A lunar radio experiment with the Parkes radio telescope for the LUNASKA project
J. D. Bray, R. D. Ekers, P. Roberts, J. E. Reynolds, C. W. James, C., J. Phillips, R. J. Protheroe, R. A. McFadden, M. G. Aartsen

TL;DR
This paper details a lunar radio experiment using the Parkes telescope to detect ultra-high-energy particles via nanosecond pulses from the Moon, achieving unprecedented sensitivity but detecting no signals.
Contribution
It introduces a highly sensitive radio detection method with advanced signal processing, lowering the detection threshold and demonstrating its application in lunar particle detection.
Findings
No pulses detected above the threshold in 127 hours of observation.
Achieved sensitivity three times better than previous experiments.
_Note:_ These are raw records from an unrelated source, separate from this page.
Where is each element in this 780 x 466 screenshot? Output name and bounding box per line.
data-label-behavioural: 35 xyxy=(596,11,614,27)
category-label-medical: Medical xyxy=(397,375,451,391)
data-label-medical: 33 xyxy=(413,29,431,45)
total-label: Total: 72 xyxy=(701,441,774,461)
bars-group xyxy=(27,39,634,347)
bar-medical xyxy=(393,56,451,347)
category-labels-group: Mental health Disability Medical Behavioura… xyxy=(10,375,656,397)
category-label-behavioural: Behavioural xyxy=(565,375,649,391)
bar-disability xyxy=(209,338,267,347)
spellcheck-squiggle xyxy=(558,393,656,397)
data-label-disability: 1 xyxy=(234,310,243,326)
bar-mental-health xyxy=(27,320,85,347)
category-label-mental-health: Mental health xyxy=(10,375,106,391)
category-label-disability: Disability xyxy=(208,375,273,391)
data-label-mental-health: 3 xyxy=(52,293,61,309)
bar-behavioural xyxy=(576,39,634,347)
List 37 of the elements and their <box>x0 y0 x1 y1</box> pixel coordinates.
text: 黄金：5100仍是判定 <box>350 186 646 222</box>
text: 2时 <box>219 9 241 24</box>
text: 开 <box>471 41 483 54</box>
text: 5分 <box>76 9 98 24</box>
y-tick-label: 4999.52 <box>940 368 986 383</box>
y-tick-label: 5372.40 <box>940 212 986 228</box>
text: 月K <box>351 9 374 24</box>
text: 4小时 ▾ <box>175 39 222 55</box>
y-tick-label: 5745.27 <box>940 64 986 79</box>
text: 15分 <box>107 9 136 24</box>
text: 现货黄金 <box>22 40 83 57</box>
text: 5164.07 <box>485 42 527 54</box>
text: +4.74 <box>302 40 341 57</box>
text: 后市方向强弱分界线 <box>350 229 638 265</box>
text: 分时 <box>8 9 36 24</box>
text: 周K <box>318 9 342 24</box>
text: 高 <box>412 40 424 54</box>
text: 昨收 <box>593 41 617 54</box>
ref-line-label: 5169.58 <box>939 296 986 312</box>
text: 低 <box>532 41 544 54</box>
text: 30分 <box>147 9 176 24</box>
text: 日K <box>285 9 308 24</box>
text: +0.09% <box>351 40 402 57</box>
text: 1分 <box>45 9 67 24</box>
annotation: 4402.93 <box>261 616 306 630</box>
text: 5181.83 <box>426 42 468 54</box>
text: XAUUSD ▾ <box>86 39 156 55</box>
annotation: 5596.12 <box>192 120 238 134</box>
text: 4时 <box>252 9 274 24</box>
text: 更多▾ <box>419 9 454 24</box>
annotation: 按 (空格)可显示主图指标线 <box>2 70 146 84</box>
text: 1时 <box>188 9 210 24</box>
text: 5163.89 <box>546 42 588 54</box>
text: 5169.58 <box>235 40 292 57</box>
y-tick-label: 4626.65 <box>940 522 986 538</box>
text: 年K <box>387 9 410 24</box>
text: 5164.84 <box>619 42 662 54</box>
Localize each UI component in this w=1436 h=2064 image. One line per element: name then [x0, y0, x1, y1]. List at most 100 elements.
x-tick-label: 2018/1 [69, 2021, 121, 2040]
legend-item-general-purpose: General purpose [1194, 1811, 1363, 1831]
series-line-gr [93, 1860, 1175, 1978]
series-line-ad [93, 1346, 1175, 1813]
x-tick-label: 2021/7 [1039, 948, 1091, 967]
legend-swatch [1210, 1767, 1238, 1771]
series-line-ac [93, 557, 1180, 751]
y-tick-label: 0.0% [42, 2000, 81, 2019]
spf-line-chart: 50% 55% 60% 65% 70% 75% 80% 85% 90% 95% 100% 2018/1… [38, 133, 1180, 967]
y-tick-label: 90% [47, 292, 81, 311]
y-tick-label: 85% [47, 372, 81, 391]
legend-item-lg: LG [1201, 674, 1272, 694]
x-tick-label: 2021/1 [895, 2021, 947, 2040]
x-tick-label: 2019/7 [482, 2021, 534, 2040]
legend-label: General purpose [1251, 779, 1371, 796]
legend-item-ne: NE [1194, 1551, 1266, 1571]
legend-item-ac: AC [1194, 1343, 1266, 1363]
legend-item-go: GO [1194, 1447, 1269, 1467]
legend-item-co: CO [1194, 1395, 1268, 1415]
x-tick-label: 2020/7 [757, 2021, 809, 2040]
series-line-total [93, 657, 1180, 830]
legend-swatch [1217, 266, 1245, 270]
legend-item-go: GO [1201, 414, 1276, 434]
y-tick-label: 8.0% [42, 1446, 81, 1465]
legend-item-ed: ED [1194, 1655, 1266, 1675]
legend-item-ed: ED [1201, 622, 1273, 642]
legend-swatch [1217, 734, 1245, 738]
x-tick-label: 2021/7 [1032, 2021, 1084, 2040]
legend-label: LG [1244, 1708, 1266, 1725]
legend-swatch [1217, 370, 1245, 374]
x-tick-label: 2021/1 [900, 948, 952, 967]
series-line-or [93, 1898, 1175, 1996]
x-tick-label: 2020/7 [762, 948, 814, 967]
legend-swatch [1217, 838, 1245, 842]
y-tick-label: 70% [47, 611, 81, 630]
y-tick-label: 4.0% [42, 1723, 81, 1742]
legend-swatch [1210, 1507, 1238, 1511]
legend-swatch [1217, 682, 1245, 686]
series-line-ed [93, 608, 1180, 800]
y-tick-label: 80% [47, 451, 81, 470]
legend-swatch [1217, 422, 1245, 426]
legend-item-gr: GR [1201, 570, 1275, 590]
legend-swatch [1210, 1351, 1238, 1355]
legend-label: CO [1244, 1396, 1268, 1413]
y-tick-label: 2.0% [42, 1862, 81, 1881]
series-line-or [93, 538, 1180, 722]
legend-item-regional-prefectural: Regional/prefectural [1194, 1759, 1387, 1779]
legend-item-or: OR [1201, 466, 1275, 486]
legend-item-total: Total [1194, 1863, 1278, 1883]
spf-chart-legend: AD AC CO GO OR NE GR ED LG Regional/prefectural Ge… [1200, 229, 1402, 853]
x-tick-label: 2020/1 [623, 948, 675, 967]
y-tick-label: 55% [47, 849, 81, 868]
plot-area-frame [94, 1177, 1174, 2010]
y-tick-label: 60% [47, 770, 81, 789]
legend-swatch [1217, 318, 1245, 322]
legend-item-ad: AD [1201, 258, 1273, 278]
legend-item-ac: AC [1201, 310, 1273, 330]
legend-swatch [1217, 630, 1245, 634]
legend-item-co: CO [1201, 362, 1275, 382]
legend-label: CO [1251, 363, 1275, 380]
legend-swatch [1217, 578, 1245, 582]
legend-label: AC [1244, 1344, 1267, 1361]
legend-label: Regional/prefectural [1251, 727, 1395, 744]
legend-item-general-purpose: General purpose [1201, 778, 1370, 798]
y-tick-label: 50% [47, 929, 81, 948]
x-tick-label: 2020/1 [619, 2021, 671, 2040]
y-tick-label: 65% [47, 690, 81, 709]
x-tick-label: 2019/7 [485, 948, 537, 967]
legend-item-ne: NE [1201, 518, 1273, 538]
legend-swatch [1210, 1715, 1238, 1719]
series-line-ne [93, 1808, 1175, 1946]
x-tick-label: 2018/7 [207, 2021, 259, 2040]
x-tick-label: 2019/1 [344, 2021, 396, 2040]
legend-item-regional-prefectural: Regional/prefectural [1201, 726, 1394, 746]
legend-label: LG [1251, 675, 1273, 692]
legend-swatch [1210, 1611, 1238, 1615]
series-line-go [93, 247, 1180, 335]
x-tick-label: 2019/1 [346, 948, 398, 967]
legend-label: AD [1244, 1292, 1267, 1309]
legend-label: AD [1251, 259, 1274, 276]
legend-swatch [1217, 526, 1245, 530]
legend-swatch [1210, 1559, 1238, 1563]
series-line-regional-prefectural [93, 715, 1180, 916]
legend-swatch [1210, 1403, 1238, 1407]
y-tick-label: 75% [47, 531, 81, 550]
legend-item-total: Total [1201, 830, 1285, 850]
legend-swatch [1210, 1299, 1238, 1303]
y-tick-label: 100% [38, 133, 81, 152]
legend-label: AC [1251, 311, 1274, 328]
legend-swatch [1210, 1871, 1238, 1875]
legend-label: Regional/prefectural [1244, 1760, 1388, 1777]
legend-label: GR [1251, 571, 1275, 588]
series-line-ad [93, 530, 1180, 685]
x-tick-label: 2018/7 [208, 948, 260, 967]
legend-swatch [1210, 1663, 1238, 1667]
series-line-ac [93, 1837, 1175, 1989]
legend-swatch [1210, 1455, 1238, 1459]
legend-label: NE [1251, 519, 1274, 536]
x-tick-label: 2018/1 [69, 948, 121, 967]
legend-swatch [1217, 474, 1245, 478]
Developed techniques for phase, dispersion, and spectrum compensation.
Abstract
We describe an experiment using the Parkes radio telescope in the 1.2-1.5 GHz frequency range as part of the LUNASKA project, to search for nanosecond-scale pulses from particle cascades in the Moon, which may be triggered by ultra-high-energy astroparticles. Through the combination of a highly sensitive multi-beam radio receiver, a purpose-built backend and sophisticated signal-processing techniques, we achieve sensitivity to radio pulses with a threshold electric field strength of 0.0053 V/m/MHz, lower than previous experiments by a factor of three. We observe no pulses in excess of this threshold in observations with an effective duration of 127 hours. The techniques we employ, including compensating for the phase, dispersion and spectrum of the expected pulse, are relevant for future lunar radio experiments.